The lieutenant had less patience than I had expected. "Give me a place to start, Alex. There's five counties in the city and fifty-seven more in the rest of the state. You expect me to call every single one of them?"
He took a slug of his neat scotch and paced the floor. "What else do you know about these people? How old are they? How many children are we talking about? What does she do for-"
"I told you everything I know, Loo, and I realize it isn't much to go on. I just thought if we checked with a few of the precincts, maybe someone would have reported that a colleague hadn't shown up for work, or a sister didn't make it to a family birthday party, or that the baby-sitter was alarmed 'cause the kids were gone."
He looked at his watch as Mike walked behind me and stood at my back, rubbing my neck and shoulders. "More likely people would think the whole family's away for the weekend. I'll have the guys call around, but I wouldn't expect to hear nothing until tomorrow."
"Mind if we stay here awhile and use your phones?" Mike asked.
"Suit yourself. Seems like a shot in the dark to me." He walked out of the room.
"That's what you want to do, isn't it?"
I leaned forward, pushing the bottle out of my way, and rested my head on the desktop. "I just can't bear the thought that a woman's body is somewhere out there, exposed to this storm, while some member of my esteemed profession-for the right price-is probably arranging for the killer to get out of the jurisdiction."
"They can't do that, can they?"
"Not supposed to.
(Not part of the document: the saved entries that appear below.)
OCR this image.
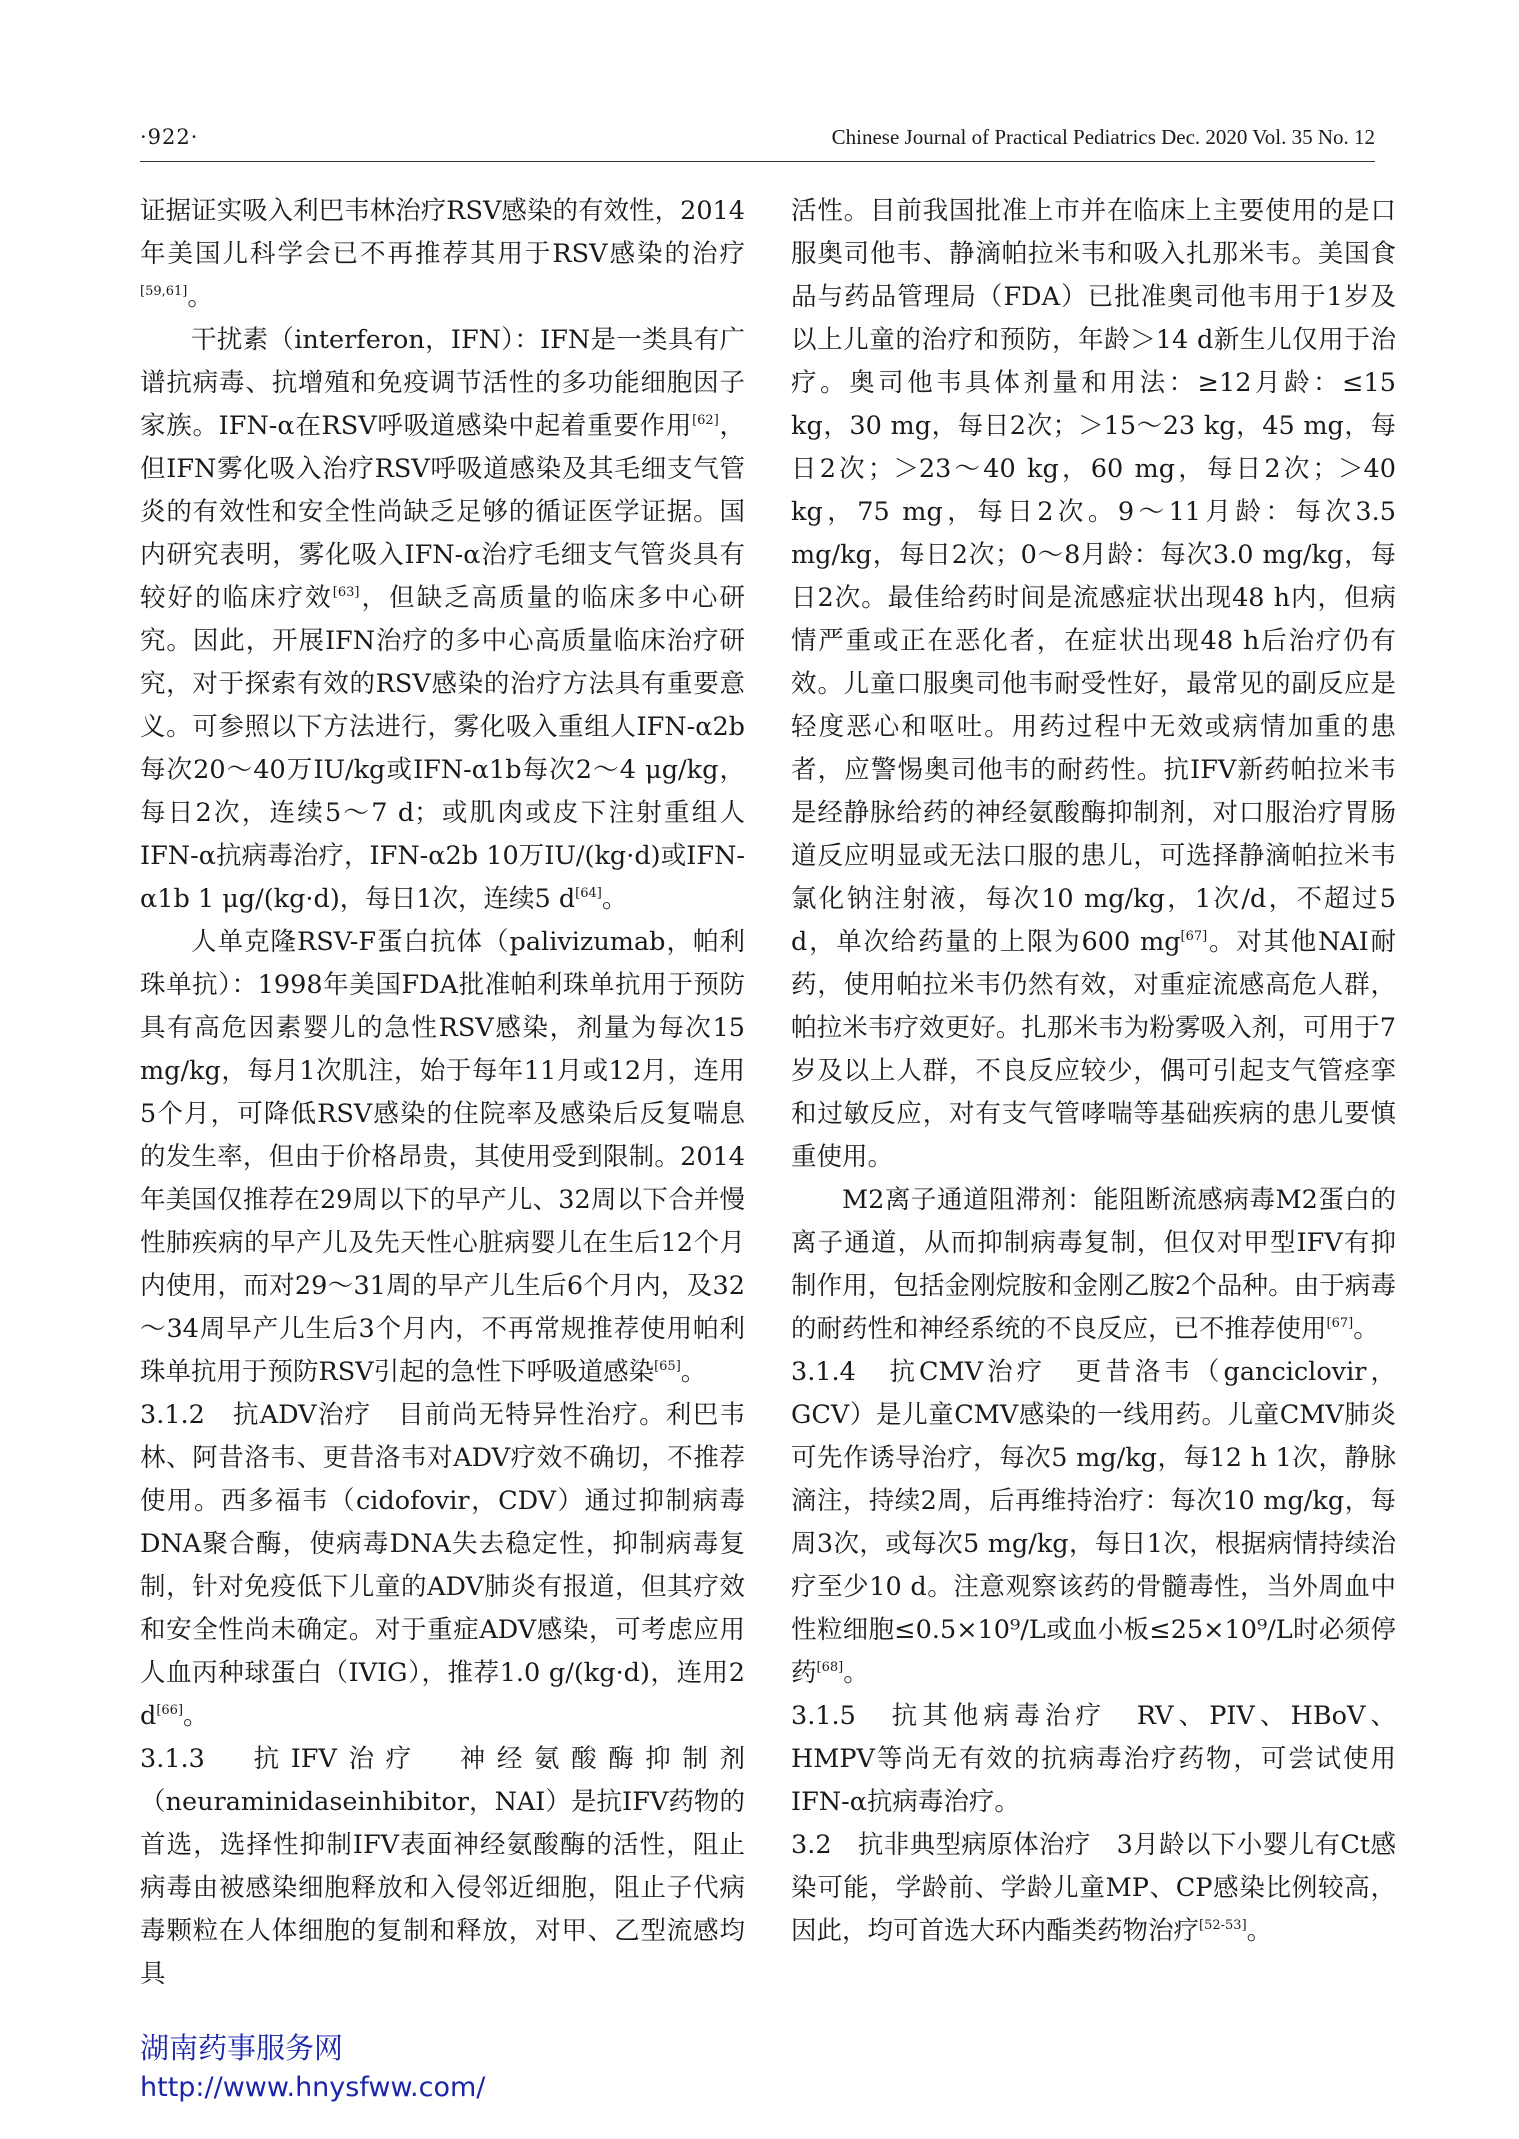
·922·	Chinese Journal of Practical Pediatrics Dec. 2020 Vol. 35 No. 12

证据证实吸入利巴韦林治疗RSV感染的有效性，2014年美国儿科学会已不再推荐其用于RSV感染的治疗[59,61]。

干扰素（interferon，IFN）：IFN是一类具有广谱抗病毒、抗增殖和免疫调节活性的多功能细胞因子家族。IFN-α在RSV呼吸道感染中起着重要作用[62]，但IFN雾化吸入治疗RSV呼吸道感染及其毛细支气管炎的有效性和安全性尚缺乏足够的循证医学证据。国内研究表明，雾化吸入IFN-α治疗毛细支气管炎具有较好的临床疗效[63]，但缺乏高质量的临床多中心研究。因此，开展IFN治疗的多中心高质量临床治疗研究，对于探索有效的RSV感染的治疗方法具有重要意义。可参照以下方法进行，雾化吸入重组人IFN-α2b每次20～40万IU/kg或IFN-α1b每次2～4 μg/kg，每日2次，连续5～7 d；或肌肉或皮下注射重组人IFN-α抗病毒治疗，IFN-α2b 10万IU/(kg·d)或IFN-α1b 1 μg/(kg·d)，每日1次，连续5 d[64]。

人单克隆RSV-F蛋白抗体（palivizumab，帕利珠单抗）：1998年美国FDA批准帕利珠单抗用于预防具有高危因素婴儿的急性RSV感染，剂量为每次15 mg/kg，每月1次肌注，始于每年11月或12月，连用5个月，可降低RSV感染的住院率及感染后反复喘息的发生率，但由于价格昂贵，其使用受到限制。2014年美国仅推荐在29周以下的早产儿、32周以下合并慢性肺疾病的早产儿及先天性心脏病婴儿在生后12个月内使用，而对29～31周的早产儿生后6个月内，及32～34周早产儿生后3个月内，不再常规推荐使用帕利珠单抗用于预防RSV引起的急性下呼吸道感染[65]。

3.1.2　抗ADV治疗　目前尚无特异性治疗。利巴韦林、阿昔洛韦、更昔洛韦对ADV疗效不确切，不推荐使用。西多福韦（cidofovir，CDV）通过抑制病毒DNA聚合酶，使病毒DNA失去稳定性，抑制病毒复制，针对免疫低下儿童的ADV肺炎有报道，但其疗效和安全性尚未确定。对于重症ADV感染，可考虑应用人血丙种球蛋白（IVIG），推荐1.0 g/(kg·d)，连用2 d[66]。

3.1.3　抗IFV治疗　神经氨酸酶抑制剂（neuraminidaseinhibitor，NAI）是抗IFV药物的首选，选择性抑制IFV表面神经氨酸酶的活性，阻止病毒由被感染细胞释放和入侵邻近细胞，阻止子代病毒颗粒在人体细胞的复制和释放，对甲、乙型流感均具

活性。目前我国批准上市并在临床上主要使用的是口服奥司他韦、静滴帕拉米韦和吸入扎那米韦。美国食品与药品管理局（FDA）已批准奥司他韦用于1岁及以上儿童的治疗和预防，年龄＞14 d新生儿仅用于治疗。奥司他韦具体剂量和用法：≥12月龄：≤15 kg，30 mg，每日2次；＞15～23 kg，45 mg，每日2次；＞23～40 kg，60 mg，每日2次；＞40 kg，75 mg，每日2次。9～11月龄：每次3.5 mg/kg，每日2次；0～8月龄：每次3.0 mg/kg，每日2次。最佳给药时间是流感症状出现48 h内，但病情严重或正在恶化者，在症状出现48 h后治疗仍有效。儿童口服奥司他韦耐受性好，最常见的副反应是轻度恶心和呕吐。用药过程中无效或病情加重的患者，应警惕奥司他韦的耐药性。抗IFV新药帕拉米韦是经静脉给药的神经氨酸酶抑制剂，对口服治疗胃肠道反应明显或无法口服的患儿，可选择静滴帕拉米韦氯化钠注射液，每次10 mg/kg，1次/d，不超过5 d，单次给药量的上限为600 mg[67]。对其他NAI耐药，使用帕拉米韦仍然有效，对重症流感高危人群，帕拉米韦疗效更好。扎那米韦为粉雾吸入剂，可用于7岁及以上人群，不良反应较少，偶可引起支气管痉挛和过敏反应，对有支气管哮喘等基础疾病的患儿要慎重使用。

M2离子通道阻滞剂：能阻断流感病毒M2蛋白的离子通道，从而抑制病毒复制，但仅对甲型IFV有抑制作用，包括金刚烷胺和金刚乙胺2个品种。由于病毒的耐药性和神经系统的不良反应，已不推荐使用[67]。

3.1.4　抗CMV治疗　更昔洛韦（ganciclovir，GCV）是儿童CMV感染的一线用药。儿童CMV肺炎可先作诱导治疗，每次5 mg/kg，每12 h 1次，静脉滴注，持续2周，后再维持治疗：每次10 mg/kg，每周3次，或每次5 mg/kg，每日1次，根据病情持续治疗至少10 d。注意观察该药的骨髓毒性，当外周血中性粒细胞≤0.5×10⁹/L或血小板≤25×10⁹/L时必须停药[68]。

3.1.5　抗其他病毒治疗　RV、PIV、HBoV、HMPV等尚无有效的抗病毒治疗药物，可尝试使用IFN-α抗病毒治疗。

3.2　抗非典型病原体治疗　3月龄以下小婴儿有Ct感染可能，学龄前、学龄儿童MP、CP感染比例较高，因此，均可首选大环内酯类药物治疗[52-53]。

湖南药事服务网
http://www.hnysfww.com/
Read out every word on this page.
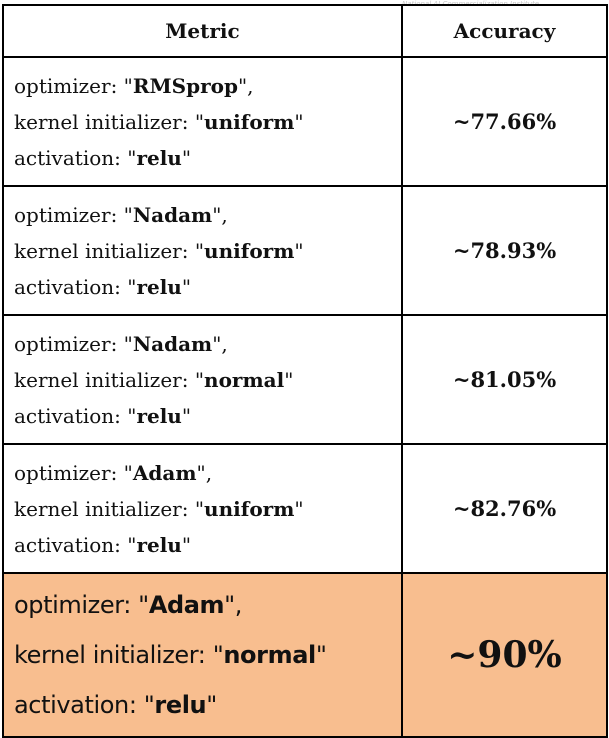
National AI Commercialization Institute
Metric	Accuracy

optimizer: "RMSprop",
kernel initializer: "uniform"
activation: "relu"	~77.66%

optimizer: "Nadam",
kernel initializer: "uniform"
activation: "relu"	~78.93%

optimizer: "Nadam",
kernel initializer: "normal"
activation: "relu"	~81.05%

optimizer: "Adam",
kernel initializer: "uniform"
activation: "relu"	~82.76%

optimizer: "Adam",
kernel initializer: "normal"
activation: "relu"	~90%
But while the lawyer gets all his ducks in a row, hoping to bargain for a deal before the surrender, who knows where a financier with international connections will wind up?"
Mike refreshed his drink and sat opposite me, trying to make eye contact. "You and Jake going to be all right?"
I was silent.
"He hasn't got a choice in this, does he, Coop? He did what he had to do. You guys are good together."
"Looks like I'm the one who has a choice to make. It never occurred to me that he'd have to cover criminal cases until this happened. I'm not about to sit on the floor of the closet with the door closed and my hands over my ears when the phone rings and somebody confesses to homicide in the middle of the night."
"You want to come back up to my-?"
"I called David Mitchell as soon as I got here. He and Renee were still awake. David promised to take a spare key down to the doorman. I've slept on their couch dozens of times." Mike knew my neighbor, a prominent psychiatrist who had become a close friend over the years. He and his fiancee lived down the hall from me, and I had often spent the night, sharing the sofa with their dog, Prozac. "A wet nose snuggled up against my neck might be just what I need."
Chapman was dialing the phone as I spoke. "Mike Chapman, Manhattan North Homicide here. Who's this?" He paused to listen. "You got any missing persons reports in the last forty-eight hours? Yeah, I'll hold." A minute passed. "Fifteen-year-old runaway. Left home Thursday after a three-week correspondence with some guy she met on the Internet-" I shook my head in the negative.
"-and a female black, topless dancer from a joint on Pine Street, last seen getting into a car with a Japanese businessman two nights ago. DWA oughtta be a crime, Sarge. Thanks."
Driving While Asian was one of Chapman's favorite legislative proposals for an amendment to the Penal Law. He could never resist running his mouth at a politically incorrect target.